Empresa propõe usina de lixo de R$ 70 mi para PG

A multinacional Interport apresentou um projeto de aproximadamente R$ 70 milhões para transformar o lixo coletado em Ponta Grossa em energia elétrica. A proposta da usina foi detalhada pelo representante do grupo, Gilmar Zanatta, em audiência pública realizada na Câmara Municipal.
Organizada pela Secretaria de Meio Ambiente, com participação do Ministério Público do Paraná (MP), a reunião discutiu tecnologias para substituir o Aterro do Botuquara no tratamento de resíduos no município. Com 270 toneladas de lixo por dia, o local está esgotado e uma quinta célula foi construída para receber a coleta provisoriamente.
Segundo Zanatta, a usina projetada pela Interport precisaria de 200 toneladas diárias de lixo para operar em capacidade máxima. No Brasil, empreendimento semelhante já está em andamento em 24 municípios e vai atender o Consórcio Intermunicipal do Vale do Paranapanema (Civap), em São Paulo.
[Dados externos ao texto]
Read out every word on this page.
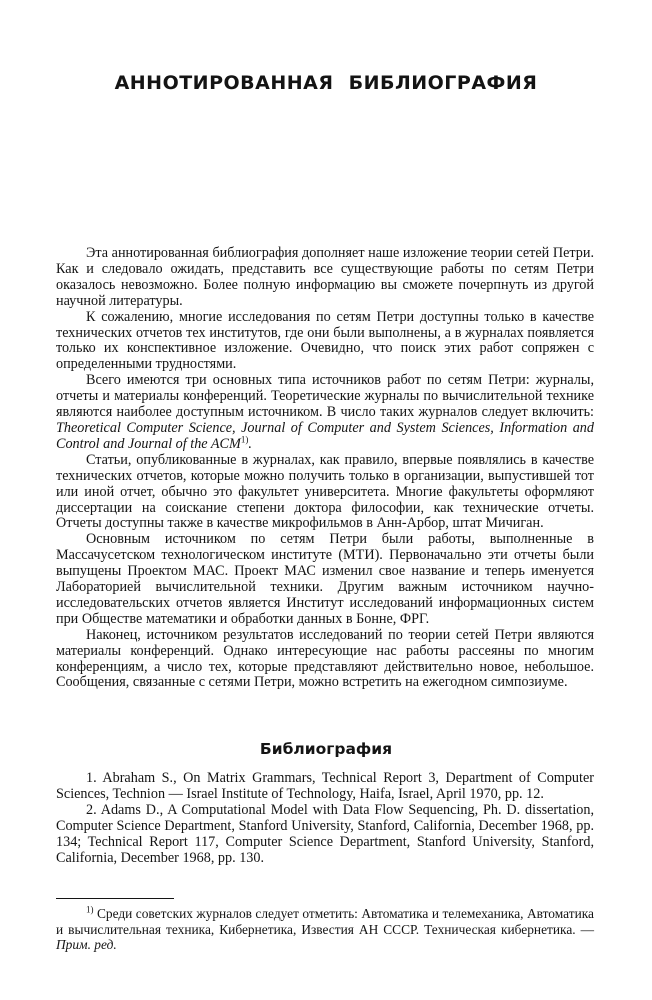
АННОТИРОВАННАЯ БИБЛИОГРАФИЯ

Эта аннотированная библиография дополняет наше изложение теории сетей Петри. Как и следовало ожидать, представить все существующие работы по сетям Петри оказалось невозможно. Более полную информацию вы сможете почерпнуть из другой научной литературы.

К сожалению, многие исследования по сетям Петри доступны только в качестве технических отчетов тех институтов, где они были выполнены, а в журналах появляется только их конспективное изложение. Очевидно, что поиск этих работ сопряжен с определенными трудностями.

Всего имеются три основных типа источников работ по сетям Петри: журналы, отчеты и материалы конференций. Теоретические журналы по вычислительной технике являются наиболее доступным источником. В число таких журналов следует включить: Theoretical Computer Science, Journal of Computer and System Sciences, Information and Control and Journal of the ACM$^{1)}$.

Статьи, опубликованные в журналах, как правило, впервые появлялись в качестве технических отчетов, которые можно получить только в организации, выпустившей тот или иной отчет, обычно это факультет университета. Многие факультеты оформляют диссертации на соискание степени доктора философии, как технические отчеты. Отчеты доступны также в качестве микрофильмов в Анн-Арбор, штат Мичиган.

Основным источником по сетям Петри были работы, выполненные в Массачусетском технологическом институте (МТИ). Первоначально эти отчеты были выпущены Проектом МАС. Проект МАС изменил свое название и теперь именуется Лабораторией вычислительной техники. Другим важным источником научно-исследовательских отчетов является Институт исследований информационных систем при Обществе математики и обработки данных в Бонне, ФРГ.

Наконец, источником результатов исследований по теории сетей Петри являются материалы конференций. Однако интересующие нас работы рассеяны по многим конференциям, а число тех, которые представляют действительно новое, небольшое. Сообщения, связанные с сетями Петри, можно встретить на ежегодном симпозиуме.

Библиография

1. Abraham S., On Matrix Grammars, Technical Report 3, Department of Computer Sciences, Technion — Israel Institute of Technology, Haifa, Israel, April 1970, pp. 12.

2. Adams D., A Computational Model with Data Flow Sequencing, Ph. D. dissertation, Computer Science Department, Stanford University, Stanford, California, December 1968, pp. 134; Technical Report 117, Computer Science Department, Stanford University, Stanford, California, December 1968, pp. 130.

$^{1)}$ Среди советских журналов следует отметить: Автоматика и телемеханика, Автоматика и вычислительная техника, Кибернетика, Известия АН СССР. Техническая кибернетика. — Прим. ред.
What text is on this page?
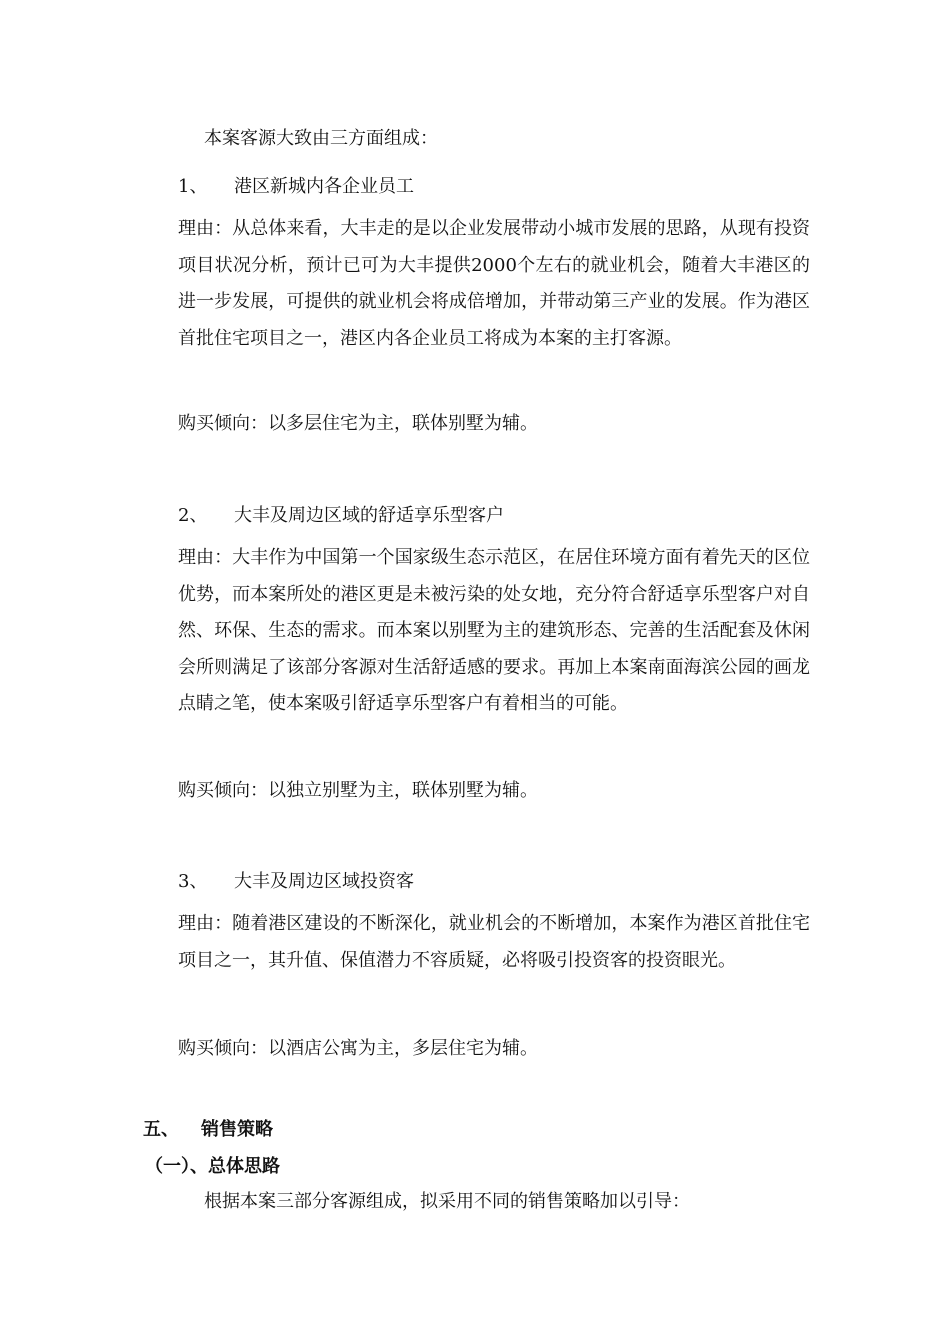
本案客源大致由三方面组成：
1、 港区新城内各企业员工
理由：从总体来看，大丰走的是以企业发展带动小城市发展的思路，从现有投资项目状况分析，预计已可为大丰提供2000个左右的就业机会，随着大丰港区的进一步发展，可提供的就业机会将成倍增加，并带动第三产业的发展。作为港区首批住宅项目之一，港区内各企业员工将成为本案的主打客源。
购买倾向：以多层住宅为主，联体别墅为辅。
2、 大丰及周边区域的舒适享乐型客户
理由：大丰作为中国第一个国家级生态示范区，在居住环境方面有着先天的区位优势，而本案所处的港区更是未被污染的处女地，充分符合舒适享乐型客户对自然、环保、生态的需求。而本案以别墅为主的建筑形态、完善的生活配套及休闲会所则满足了该部分客源对生活舒适感的要求。再加上本案南面海滨公园的画龙点睛之笔，使本案吸引舒适享乐型客户有着相当的可能。
购买倾向：以独立别墅为主，联体别墅为辅。
3、 大丰及周边区域投资客
理由：随着港区建设的不断深化，就业机会的不断增加，本案作为港区首批住宅项目之一，其升值、保值潜力不容质疑，必将吸引投资客的投资眼光。
购买倾向：以酒店公寓为主，多层住宅为辅。
五、 销售策略
（一）、总体思路
根据本案三部分客源组成，拟采用不同的销售策略加以引导：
Além da Civap, o Consórcio Intermunicipal de Manejo dos Resíduos Sólidos da Região Metropolitana de Campinas estuda a tecnologia. Os investimentos da Interport na transformação de resíduos em energia também abrangem países como Estados Unidos, Inglaterra, Itália, Japão.
Pelo setor privado, a multinacional foi a única a apresentar propostas na audiência promovida pela Prefeitura. Entretanto, o secretário do Meio Ambiente, Valdenor Paulo Cenoura, disse que outras empresas já procuraram o Governo Municipal e devem apontar soluções ao problema do lixo em Ponta Grossa. “Existem empresas de outros países interessadas nesta questão e estamos agendando uma data para a exposição do projeto”, afirmou. Cenoura também destacou que a definição sobre a destinação do lixo vai depender de uma licitação que será aberta. “Ainda não há nada definido, apenas a tecnologia de tratamento térmico, que seria a mais adequada conforme a Política Nacional de Resíduos Sólidos para o tratamento”, completou. A decisão sobre a tecnologia que será usada atende a compromisso assumido junto ao MP.
Entidades defendem novo aterro
Durante a audiência pública, entidades questionaram a proposta da usina para tratamento do lixo e defenderam a construção de um aterro sanitário em Ponta Grossa. O Conselho Municipal do Meio Ambiente (Comdema) considerou, ainda, a discussão sobre a tecnologia precipitada. “Nós defendemos que, primeiro, seja executado um programa para a coleta seletiva e reaproveitamento para reduzir no máximo a geração de resíduos. Depois disso é que se deve discutir a destinação. Mas, a princípio, acreditamos que um aterro sanitário público seja o melhor caminho”, afirmou.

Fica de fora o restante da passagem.